German energy ministers promise legal overhaul to revive ailing wind power expansion

Clean Energy Wire

The expansion of onshore wind power in Germany and the capacity growth of other renewable energy sources need a clear political plan and adjustments to regulatory hurdles that currently impede the construction of thousands of wind turbines, Germany's economy and energy minister Peter Altmaier and his colleagues from three federal states have said after a national "Wind Power Summit" in Berlin. "Our wind energy industry currently is having some severe problems," Altmaier said, referring to the substantial drop in the number of turbines installed. The number of new turbines has fallen to the lowest level in almost two decades in the first half of 2019. Altmaier said the summit that brought together policymakers, wind industry representatives, conservationists and wind power expansion critics had shown that the stakeholders generally want to make sure Germany's energy transition can succeed. "Just like with nuclear and coal energy, we want to work towards a big consensus."

Altmaier said the meeting was meant to serve as a prelude to a set of measures to ensure that the licensing of wind turbines happens more quickly, sufficient building land is designated for wind power, acceptance among local residents increases and legal conflicts with environmental protection are dispelled by regulatory reforms. He said that Germany needs to spell out in detail how it plans to achieve the goal of having a 65 percent share of renewables in power consumption by 2030, adding that current support caps for offshore wind power and solar power could be lifted or modified. "We all have the will to achieve the 2030 goal. This is not rocket science," Altmaier said. Hermann Albers, head of the German Wind Energy Association (BWE) said the summit had shown "strong backing by the federal states" to keep the industry healthy. The legal reforms would have to bring about positive effects in terms of expansion no later than the second half of 2020 to avert dire consequences for manufacturers, Albers added.

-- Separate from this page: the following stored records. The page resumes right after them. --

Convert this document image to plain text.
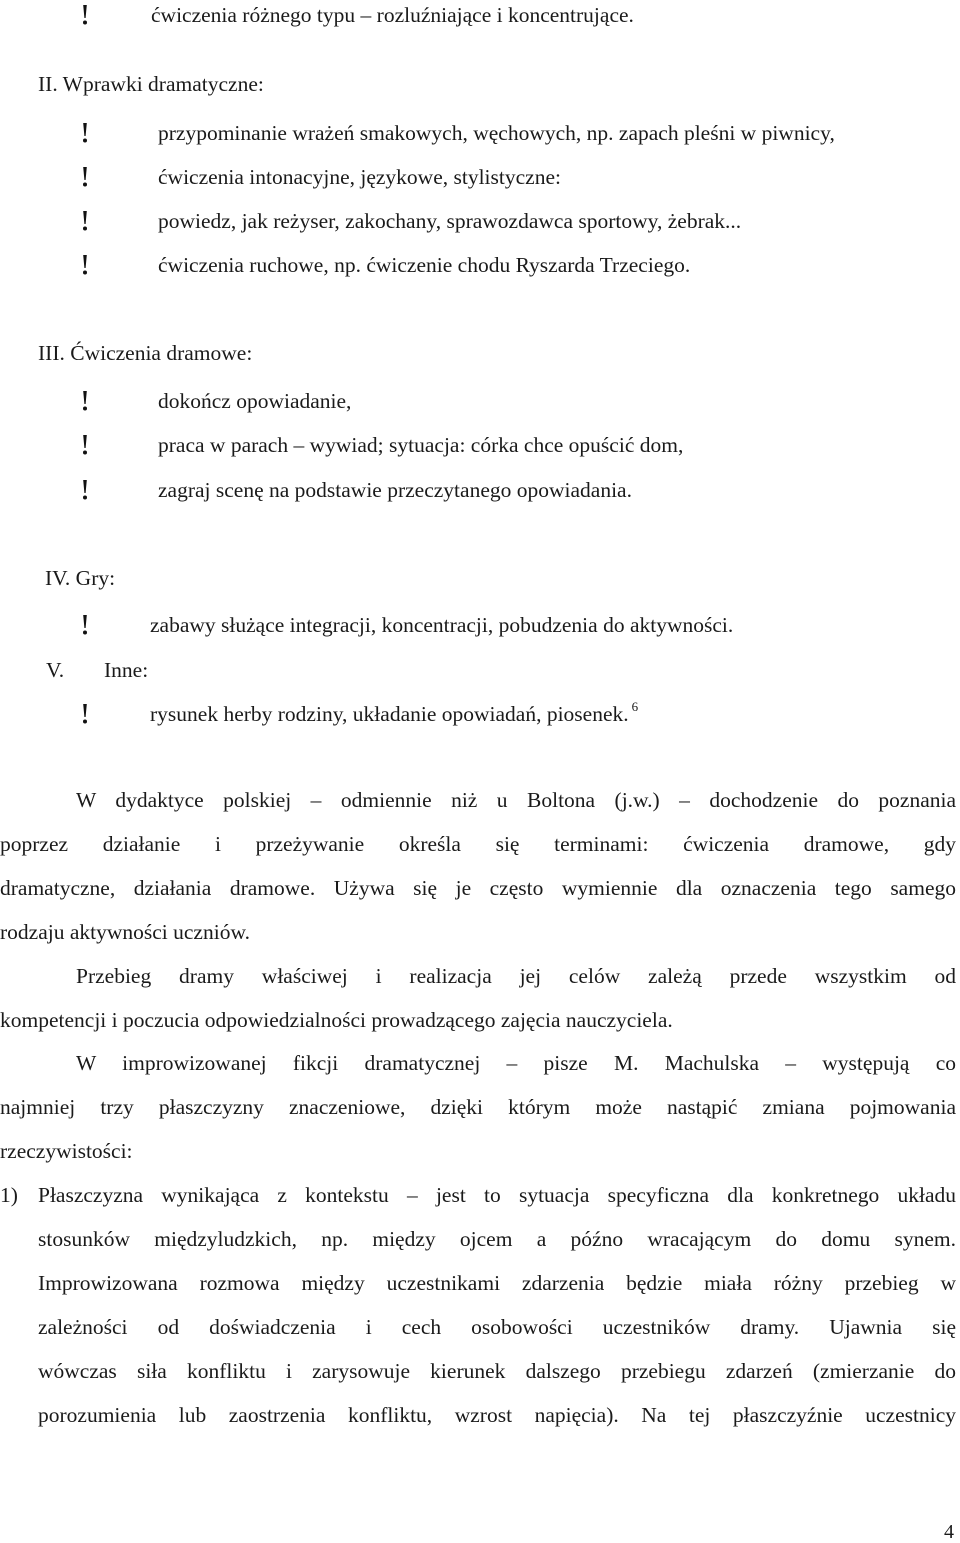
ćwiczenia różnego typu – rozluźniające i koncentrujące.
II. Wprawki dramatyczne:
przypominanie wrażeń smakowych, węchowych, np. zapach pleśni w piwnicy,
ćwiczenia intonacyjne, językowe, stylistyczne:
powiedz, jak reżyser, zakochany, sprawozdawca sportowy, żebrak...
ćwiczenia ruchowe, np. ćwiczenie chodu Ryszarda Trzeciego.
III. Ćwiczenia dramowe:
dokończ opowiadanie,
praca w parach – wywiad; sytuacja: córka chce opuścić dom,
zagraj scenę na podstawie przeczytanego opowiadania.
IV. Gry:
zabawy służące integracji, koncentracji, pobudzenia do aktywności.
V. Inne:
rysunek herby rodziny, układanie opowiadań, piosenek. $^6$
W dydaktyce polskiej – odmiennie niż u Boltona (j.w.) – dochodzenie do poznania
poprzez działanie i przeżywanie określa się terminami: ćwiczenia dramowe, gdy
dramatyczne, działania dramowe. Używa się je często wymiennie dla oznaczenia tego samego
rodzaju aktywności uczniów.
Przebieg dramy właściwej i realizacja jej celów zależą przede wszystkim od
kompetencji i poczucia odpowiedzialności prowadzącego zajęcia nauczyciela.
W improwizowanej fikcji dramatycznej – pisze M. Machulska – występują co
najmniej trzy płaszczyzny znaczeniowe, dzięki którym może nastąpić zmiana pojmowania
rzeczywistości:
1) Płaszczyzna wynikająca z kontekstu – jest to sytuacja specyficzna dla konkretnego układu
stosunków międzyludzkich, np. między ojcem a późno wracającym do domu synem.
Improwizowana rozmowa między uczestnikami zdarzenia będzie miała różny przebieg w
zależności od doświadczenia i cech osobowości uczestników dramy. Ujawnia się
wówczas siła konfliktu i zarysowuje kierunek dalszego przebiegu zdarzeń (zmierzanie do
porozumienia lub zaostrzenia konfliktu, wzrost napięcia). Na tej płaszczyźnie uczestnicy
4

Olaf Lies, energy minister in Lower Saxony, Germany's leading wind power state, said that while critics of the technology make themselves heard quite well in the country, they are by far outnumbered by those who back the energy transition and accept wind turbines as a necessary tool for emissions reduction. Lies said concrete measures to get expansion back on track should be put into law no later than December, at the next meeting of state energy ministers. Lies said "artificial" obstacles to wind power brought about by lawsuits and sluggish licensing could mean that the still renowned German wind power industry eventually meets the same fate as the country's solar power manufacturers, which largely succumbed to foreign competition due to price pressure. "If Germany successfully becomes a CO2-free economy, that's exactly the model that will be copied around the world. But if we continue doing what we do now, this will fail," he said.